Expert: Art Collection is for all

Published Jun 10 2014 by Elissa Barnard, Chronicle Herald

You don’t have to be rich to collect art.

“That’s such a myth,” says Toronto art collector and consultant Stephen Smart. “You can put together a fabulous collection with a small income.”
As executor of Canadian landscape painter Doris McCarthy’s estate, he was in Halifax last week to open Studio 21’s exhibit of McCarthy’s Atlantic Canadian paintings and to talk about collecting art.

Smart bought his first artwork, an Inuit piece for $35, when he graduated from high school. After law school he spent 30 years building the corporate art collection for Osler Hoskin & Harcourt LLP, the Toronto law firm where he was a partner before retirement.

“Most corporations buy art all at once,” he said in an interview at Studio 21. “They have a space to fill up. We developed a policy, we’d buy over time and we’d buy young to mid-career artists. I had the philosophy that artists should be the same age as the people who worked there.”

For his personal collection, he drew on his own criteria for the law firm’s art collecting: to buy the best and to reflect the esthetic of the time.

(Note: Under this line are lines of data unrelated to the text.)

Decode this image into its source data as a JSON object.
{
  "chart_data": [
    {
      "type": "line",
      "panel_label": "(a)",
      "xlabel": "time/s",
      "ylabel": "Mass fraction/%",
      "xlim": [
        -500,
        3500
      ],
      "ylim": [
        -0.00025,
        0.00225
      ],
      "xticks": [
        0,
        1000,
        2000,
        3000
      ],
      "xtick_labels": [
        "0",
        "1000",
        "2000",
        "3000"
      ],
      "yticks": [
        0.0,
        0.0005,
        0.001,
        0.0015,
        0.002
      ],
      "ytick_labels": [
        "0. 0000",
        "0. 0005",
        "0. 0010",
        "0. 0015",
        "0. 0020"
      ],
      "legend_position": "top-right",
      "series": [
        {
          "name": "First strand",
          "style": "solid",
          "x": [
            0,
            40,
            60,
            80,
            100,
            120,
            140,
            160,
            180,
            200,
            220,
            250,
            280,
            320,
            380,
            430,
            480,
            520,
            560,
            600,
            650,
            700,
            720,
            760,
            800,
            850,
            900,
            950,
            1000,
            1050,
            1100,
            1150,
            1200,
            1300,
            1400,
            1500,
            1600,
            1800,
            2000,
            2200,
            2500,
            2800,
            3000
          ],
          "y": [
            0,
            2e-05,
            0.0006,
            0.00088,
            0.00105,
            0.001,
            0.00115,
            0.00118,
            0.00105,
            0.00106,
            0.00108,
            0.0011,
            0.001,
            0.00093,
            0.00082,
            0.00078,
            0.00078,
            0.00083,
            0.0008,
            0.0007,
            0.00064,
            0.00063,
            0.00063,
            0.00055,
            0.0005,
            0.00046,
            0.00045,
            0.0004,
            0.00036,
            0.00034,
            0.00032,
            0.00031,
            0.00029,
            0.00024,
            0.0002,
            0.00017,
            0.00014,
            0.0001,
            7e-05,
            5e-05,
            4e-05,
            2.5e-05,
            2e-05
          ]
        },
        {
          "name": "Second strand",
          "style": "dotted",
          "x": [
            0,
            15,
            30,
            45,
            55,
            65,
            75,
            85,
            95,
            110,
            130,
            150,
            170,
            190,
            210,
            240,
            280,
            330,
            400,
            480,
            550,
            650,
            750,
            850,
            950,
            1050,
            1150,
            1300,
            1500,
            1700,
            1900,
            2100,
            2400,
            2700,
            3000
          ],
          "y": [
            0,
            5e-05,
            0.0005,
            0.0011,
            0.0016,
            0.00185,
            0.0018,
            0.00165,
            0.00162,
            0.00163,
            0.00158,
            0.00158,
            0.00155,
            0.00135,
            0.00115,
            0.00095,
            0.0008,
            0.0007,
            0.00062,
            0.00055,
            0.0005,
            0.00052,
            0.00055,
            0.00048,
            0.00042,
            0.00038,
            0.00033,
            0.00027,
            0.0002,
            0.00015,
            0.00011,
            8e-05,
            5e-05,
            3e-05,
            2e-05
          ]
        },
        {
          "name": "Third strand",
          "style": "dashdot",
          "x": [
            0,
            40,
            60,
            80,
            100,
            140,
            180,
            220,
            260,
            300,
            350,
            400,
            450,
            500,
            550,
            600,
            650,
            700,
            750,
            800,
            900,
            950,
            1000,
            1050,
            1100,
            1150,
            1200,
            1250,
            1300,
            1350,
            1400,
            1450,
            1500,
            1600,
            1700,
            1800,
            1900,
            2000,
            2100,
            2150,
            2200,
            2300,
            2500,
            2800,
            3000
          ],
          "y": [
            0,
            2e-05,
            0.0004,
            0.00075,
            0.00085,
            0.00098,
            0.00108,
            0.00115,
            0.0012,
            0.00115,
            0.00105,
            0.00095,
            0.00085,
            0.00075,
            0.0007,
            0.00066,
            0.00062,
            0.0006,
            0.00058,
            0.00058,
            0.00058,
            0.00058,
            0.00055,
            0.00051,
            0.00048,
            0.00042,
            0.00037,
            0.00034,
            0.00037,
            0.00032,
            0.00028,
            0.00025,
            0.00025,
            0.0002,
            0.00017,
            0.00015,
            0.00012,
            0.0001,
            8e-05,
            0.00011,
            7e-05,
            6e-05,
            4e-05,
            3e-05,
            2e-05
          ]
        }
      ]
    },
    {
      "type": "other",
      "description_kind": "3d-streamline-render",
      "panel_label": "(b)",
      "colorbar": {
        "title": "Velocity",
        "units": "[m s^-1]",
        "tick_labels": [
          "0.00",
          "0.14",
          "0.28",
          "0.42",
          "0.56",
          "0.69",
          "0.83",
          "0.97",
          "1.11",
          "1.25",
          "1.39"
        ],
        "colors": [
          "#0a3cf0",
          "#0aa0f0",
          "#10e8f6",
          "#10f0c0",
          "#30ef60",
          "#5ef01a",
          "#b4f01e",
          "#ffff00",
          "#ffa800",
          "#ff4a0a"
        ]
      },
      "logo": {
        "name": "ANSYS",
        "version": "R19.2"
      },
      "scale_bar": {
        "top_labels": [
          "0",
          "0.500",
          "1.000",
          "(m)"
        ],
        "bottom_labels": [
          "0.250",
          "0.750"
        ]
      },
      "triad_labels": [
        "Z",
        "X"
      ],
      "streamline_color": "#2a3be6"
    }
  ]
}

He grew up in 1950s Ottawa when there were few commercial galleries, but his parents liked art. They bought Group of Seven paintings before they skyrocketed in value in the 1970s. They had A.J. Casson and A.Y. Jackson over to the house. “There was an Emily Carr on the wall and a (David) Milne,” Smart said.

“By the time I was a teenager I was off to the National Gallery on my own and having a lot of fun just looking. I spent a fair bit of time teaching myself about art.”

Before buying art, he said, people should read Canadian Art Magazine and newspapers and go to galleries or take a non-academic art appreciation course. “I tell people to talk to dealers. They’re there as much to educate as to sell.”

People are quickly “seduced” when they buy art but they should put the brakes on, he said. “If you’re buying a bit of this and a bit of that, of what you fall in love with that day, it doesn’t add up to anything other than happiness. If you’re building a collection with some standards, it can’t be just what I like.”
When evaluating art he looks at “the freshness of the insight or the creativity or the imagination,” he said.

“I always look for integrity in the work. I like to know there’s a mind working at solving problems and an artist working with a real commitment.”
Young artists “need to tell us something that we haven’t heard,” he said.

“Never buy art for an investment, but if you buy good art, it will go up. Art’s a very, very slow burn but once it starts to move, it moves.”
Canada needs more art collectors, he said.

“I think there are a lot of people missing out because of a lack of education in our school system, which isn’t great about creating a knowledge base on Canadian art.

Canada is producing world-class artists with international careers like Jeff Wall, Michael Snow and hot Toronto artist Ed Pien.

“When I was young there were very few art schools. Now there are art schools all across Canada producing wonderful graduates and there’s not enough of an art market to support them.”

Smart met landscape painter Doris McCarthy, who died in 2012 at 100, when she was 88 and needed a lawyer. “We became friends. She was someone who was so full of positive thinking. Doris was an inspiration.”

McCarthy was born in Calgary, spent her youth in Toronto, and attended the Ontario College of Art where she was taught by Arthur Lismer and J.E.H. MacDonald. She taught art at Central Technical School in Toronto from 1932 to 1972 and her students included Canadian artists Harold Klunder and Joyce Wieland.

“She was probably one of the best high-school art teachers the country has ever had,” Smart said.

After she retired from teaching, she had a second 40-year career as a full-time painter. “That’s incredible and she painted well until she was 95. She had such a sure hand.”

McCarthy painted throughout Canada. Her Atlantic Canadian paintings and prints, all landscapes, include a lithograph of Baie Verte, Nfld., a minimalist sky-and-sand watercolour of Port Borden, P.E.I., and dories on the land with a hint of abstraction amidst the representational scene.

“In the 1970s, she became very abstract and her gallery, Wynick/Tuck, never showed them and some people are thinking those works are very important. These little things are selling at big prices, like $22,000. They’re quite extraordinary.”

Doris McCarthy: Selected Works from Atlantic Canada is at Studio 21, 1273 Hollis St., Halifax, to June 30.